Generative Pre-trained Transformer models (GPT or OPT) have revolutionized natural language processing with their exceptional performance in complex language modeling tasks. However, their large size and high computational and storage costs limit their usability. To address this issue, the authors propose a new one-shot weight quantization method called GPTQ based on approximate second-order information that is both highly accurate and efficient. This method can quantize GPT models with 175 billion parameters in approximately four GPU hours while reducing the bitwidth down to 3 or 4 bits per weight with negligible accuracy degradation relative to the uncompressed baseline. This more than doubles the compression gains relative to previously-proposed one-shot quantization methods while preserving accuracy. The authors demonstrate that their method can still provide reasonable accuracy even in extreme quantization regimes where weights are quantized to 2-bit or even ternary levels. They show experimentally that these improvements can be leveraged for end-to-end inference speedups over FP16 of around 3.25x when using high-end GPUs (NVIDIA A100) and 4.5x when using more cost-effective ones (NVIDIA A6000). The implementation of GPTQ is available at https://github.com/IST-DASLab/gptq along with acknowledgements for funding from the European Research Council under the European Union’s Horizon 2020 program as well as experimental support from Eldar Kurtic and from IST Austria IT department. While our study focused on "leading accuracy" metrics such as perplexity which is standard in literature, we believe a thorough study of the impact of compression upon secondary measures such as bias effects is warranted. Our work makes inference on extremely large language models more accessible, for better or for worse; thus making it necessary to understand its power and limitations even more stringent over time as tools become easier to use and deploy.
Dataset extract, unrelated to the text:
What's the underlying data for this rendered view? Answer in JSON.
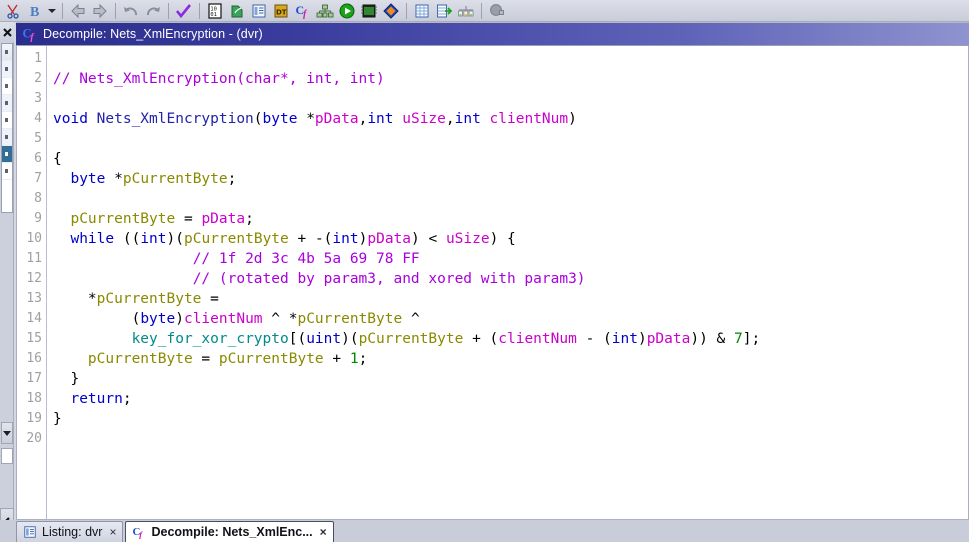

In conclusion, GPTQ offers a highly accurate and efficient method for compressing large language models via quantization with little-to-no accuracy loss resulting in end-to-end inference speedups over FP16.
Created on 22 Jun. 2023

Assess the quality of the AI-generated content by voting

Score: 1

Why do we need votes?

Votes are used to determine whether we need to re-run our summarizing tools. If the count reaches -10, our tools can be restarted.

The previous summary was created more than a year ago and can be re-run (if necessary) by clicking on the Run button below.

Similar papers summarized with our AI tools

Navigate through even more similar papers through a

tree representation

Look for similar papers (in beta version)

By clicking on the button above, our algorithm will scan all papers in our database to find the closest based on the contents of the full papers and not just on metadata. Please note that it only works for papers that we have generated summaries for and you can rerun it from time to time to get a more accurate result while our database grows.

Disclaimer: The AI-based summarization tool and virtual assistant provided on this website may not always provide accurate and complete summaries or responses. We encourage you to carefully review and evaluate the generated content to ensure its quality and relevance to your needs.